There are many things in the clothing universe that you just don’t think about. Like for example: is there a difference between men’s and women’s lab coats? I guess it really doesn’t matter unless you wear one all day, but if you do wear one then you probably know the answer: yes, there is. It might be subtle, but for doctors subtle is important.
In recent years a big industry has sprung up for both male and female specific lab coats. Maybe it’s all these doctor show’s starring beautiful people which are fueling this industry, but women have specific needs when it comes to fit and comfort just like men do. It’s not just the medical industry either, many companies have ditched unisex uniforms for male and female uniforms which are tailored to each sexes individual needs.

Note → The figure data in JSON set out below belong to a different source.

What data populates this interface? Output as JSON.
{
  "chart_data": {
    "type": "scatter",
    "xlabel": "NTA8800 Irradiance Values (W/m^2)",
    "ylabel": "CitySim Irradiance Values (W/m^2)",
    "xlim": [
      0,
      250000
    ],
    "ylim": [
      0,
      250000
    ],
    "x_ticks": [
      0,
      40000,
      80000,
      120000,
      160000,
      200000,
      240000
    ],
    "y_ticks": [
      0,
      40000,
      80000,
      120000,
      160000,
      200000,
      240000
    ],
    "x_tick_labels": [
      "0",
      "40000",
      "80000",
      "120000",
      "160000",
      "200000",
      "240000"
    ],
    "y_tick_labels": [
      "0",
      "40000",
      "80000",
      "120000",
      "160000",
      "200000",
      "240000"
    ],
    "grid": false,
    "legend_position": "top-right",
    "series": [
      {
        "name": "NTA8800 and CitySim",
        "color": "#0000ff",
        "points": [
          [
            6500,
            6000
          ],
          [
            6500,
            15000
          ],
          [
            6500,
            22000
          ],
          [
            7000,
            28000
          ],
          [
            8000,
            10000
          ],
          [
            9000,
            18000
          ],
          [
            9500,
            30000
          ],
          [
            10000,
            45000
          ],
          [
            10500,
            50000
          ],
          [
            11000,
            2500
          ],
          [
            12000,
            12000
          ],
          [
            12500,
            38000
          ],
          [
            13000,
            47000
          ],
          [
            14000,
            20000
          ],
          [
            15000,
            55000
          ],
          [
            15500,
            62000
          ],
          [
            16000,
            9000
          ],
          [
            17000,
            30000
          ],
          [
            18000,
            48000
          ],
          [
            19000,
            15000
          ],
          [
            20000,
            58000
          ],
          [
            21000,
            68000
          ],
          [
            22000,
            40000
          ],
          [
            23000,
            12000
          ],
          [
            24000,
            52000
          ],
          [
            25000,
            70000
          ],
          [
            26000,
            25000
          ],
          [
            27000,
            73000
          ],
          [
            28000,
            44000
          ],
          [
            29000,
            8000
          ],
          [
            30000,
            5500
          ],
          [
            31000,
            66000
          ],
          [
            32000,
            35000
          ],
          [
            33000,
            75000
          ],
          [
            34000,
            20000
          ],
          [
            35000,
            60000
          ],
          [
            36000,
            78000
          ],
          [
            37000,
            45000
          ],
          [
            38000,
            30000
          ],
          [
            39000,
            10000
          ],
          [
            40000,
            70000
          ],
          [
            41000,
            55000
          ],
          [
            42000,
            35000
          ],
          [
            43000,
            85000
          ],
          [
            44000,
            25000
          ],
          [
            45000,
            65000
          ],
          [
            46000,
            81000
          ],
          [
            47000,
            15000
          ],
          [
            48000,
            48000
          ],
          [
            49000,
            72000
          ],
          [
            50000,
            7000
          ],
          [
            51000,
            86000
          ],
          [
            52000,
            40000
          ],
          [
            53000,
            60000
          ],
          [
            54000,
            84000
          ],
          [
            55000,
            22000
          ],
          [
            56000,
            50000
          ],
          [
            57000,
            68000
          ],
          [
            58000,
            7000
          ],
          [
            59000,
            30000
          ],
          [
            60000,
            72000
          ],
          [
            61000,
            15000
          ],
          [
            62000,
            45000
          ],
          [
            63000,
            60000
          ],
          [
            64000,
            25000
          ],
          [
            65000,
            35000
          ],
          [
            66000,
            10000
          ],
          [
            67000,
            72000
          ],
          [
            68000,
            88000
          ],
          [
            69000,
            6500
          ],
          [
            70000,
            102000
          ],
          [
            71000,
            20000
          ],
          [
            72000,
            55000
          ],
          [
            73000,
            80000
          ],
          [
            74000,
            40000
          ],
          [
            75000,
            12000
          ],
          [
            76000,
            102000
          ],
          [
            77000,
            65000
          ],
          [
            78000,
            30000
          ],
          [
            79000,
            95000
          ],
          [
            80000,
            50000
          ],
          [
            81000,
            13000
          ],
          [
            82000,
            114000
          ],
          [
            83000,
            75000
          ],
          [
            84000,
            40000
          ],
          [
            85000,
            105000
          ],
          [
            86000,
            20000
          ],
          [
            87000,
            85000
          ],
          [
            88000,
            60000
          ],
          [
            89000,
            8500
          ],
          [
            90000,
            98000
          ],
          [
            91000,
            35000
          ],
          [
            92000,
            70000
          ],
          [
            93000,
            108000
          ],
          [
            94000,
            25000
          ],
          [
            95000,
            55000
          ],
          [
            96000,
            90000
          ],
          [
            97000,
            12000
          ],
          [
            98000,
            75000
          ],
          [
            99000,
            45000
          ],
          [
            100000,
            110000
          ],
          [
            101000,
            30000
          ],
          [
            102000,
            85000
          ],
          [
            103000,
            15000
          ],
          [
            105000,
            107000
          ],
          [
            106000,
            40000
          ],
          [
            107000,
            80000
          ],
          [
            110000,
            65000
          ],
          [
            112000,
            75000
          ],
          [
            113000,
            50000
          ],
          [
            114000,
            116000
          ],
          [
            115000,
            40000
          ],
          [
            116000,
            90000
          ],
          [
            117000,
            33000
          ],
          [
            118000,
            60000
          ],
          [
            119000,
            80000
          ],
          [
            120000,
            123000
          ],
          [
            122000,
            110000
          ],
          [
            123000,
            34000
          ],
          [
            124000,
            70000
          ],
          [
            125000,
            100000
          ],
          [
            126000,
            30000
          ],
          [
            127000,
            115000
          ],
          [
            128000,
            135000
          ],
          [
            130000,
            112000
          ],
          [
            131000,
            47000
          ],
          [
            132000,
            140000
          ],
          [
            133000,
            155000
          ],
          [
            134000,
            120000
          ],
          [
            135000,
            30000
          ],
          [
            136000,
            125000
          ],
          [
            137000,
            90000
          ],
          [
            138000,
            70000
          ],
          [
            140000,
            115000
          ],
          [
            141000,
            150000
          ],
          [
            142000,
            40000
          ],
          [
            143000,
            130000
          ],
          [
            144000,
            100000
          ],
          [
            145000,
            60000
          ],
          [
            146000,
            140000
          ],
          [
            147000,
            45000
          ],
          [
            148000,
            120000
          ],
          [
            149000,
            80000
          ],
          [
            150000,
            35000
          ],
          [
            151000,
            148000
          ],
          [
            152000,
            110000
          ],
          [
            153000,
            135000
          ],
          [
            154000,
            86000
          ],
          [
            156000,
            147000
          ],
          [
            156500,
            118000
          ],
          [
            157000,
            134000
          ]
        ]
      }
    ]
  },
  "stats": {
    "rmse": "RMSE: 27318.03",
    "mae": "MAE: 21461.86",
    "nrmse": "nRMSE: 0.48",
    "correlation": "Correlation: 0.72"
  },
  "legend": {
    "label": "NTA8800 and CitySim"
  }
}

In the medical field, uniforms are very common. From receptionists to nurses to doctors to surgeons, everyone you see seems to be wearing a specific uniform tailored for their tasks. For nurses, scrubs are usually the norm. While there is not a huge difference in the tailored pattern for each sex, there are definitely design differences. For example, there is a huge market for themed scrubs. For women you can get anything from a pattern of cats to Big Bird from Sesame Street. For men, well, they usually go plain but the sky is the limit for them to. Scrubs can also run the gambit in cost from cheap pairs which you can change daily to something designer and expensive that can last the long haul.
For doctors, uniforms are a bit difference. For his time in his office a doctor will usually wear either slacks and a dress shirt, or a dress and pant suit, depending on the sex. When it’s time to visit the patients, though, it’s usually time to don one over your outfit. Most hospitals or clinics will usually allow doctors to pick their own and though most look the same (some variation of the color white and a few pockets), not all lab coats are created equal. Besides having different styles for both men and women, can feature different designs, strain protectors, fabrics and even pockets. Cost wise, they can go from a basic lab coat that will need to be tossed after a few months for around $30 to a designer lab coat that can repel stains and stay white for a couple hundred dollars. Since they spend so much time in them a doctor will usually invest in a more expensive coat so they don’t need to keep replacing them.
So there you go. There is a difference in men’s lab coats and women’s lab coats. See, you learn something new every day.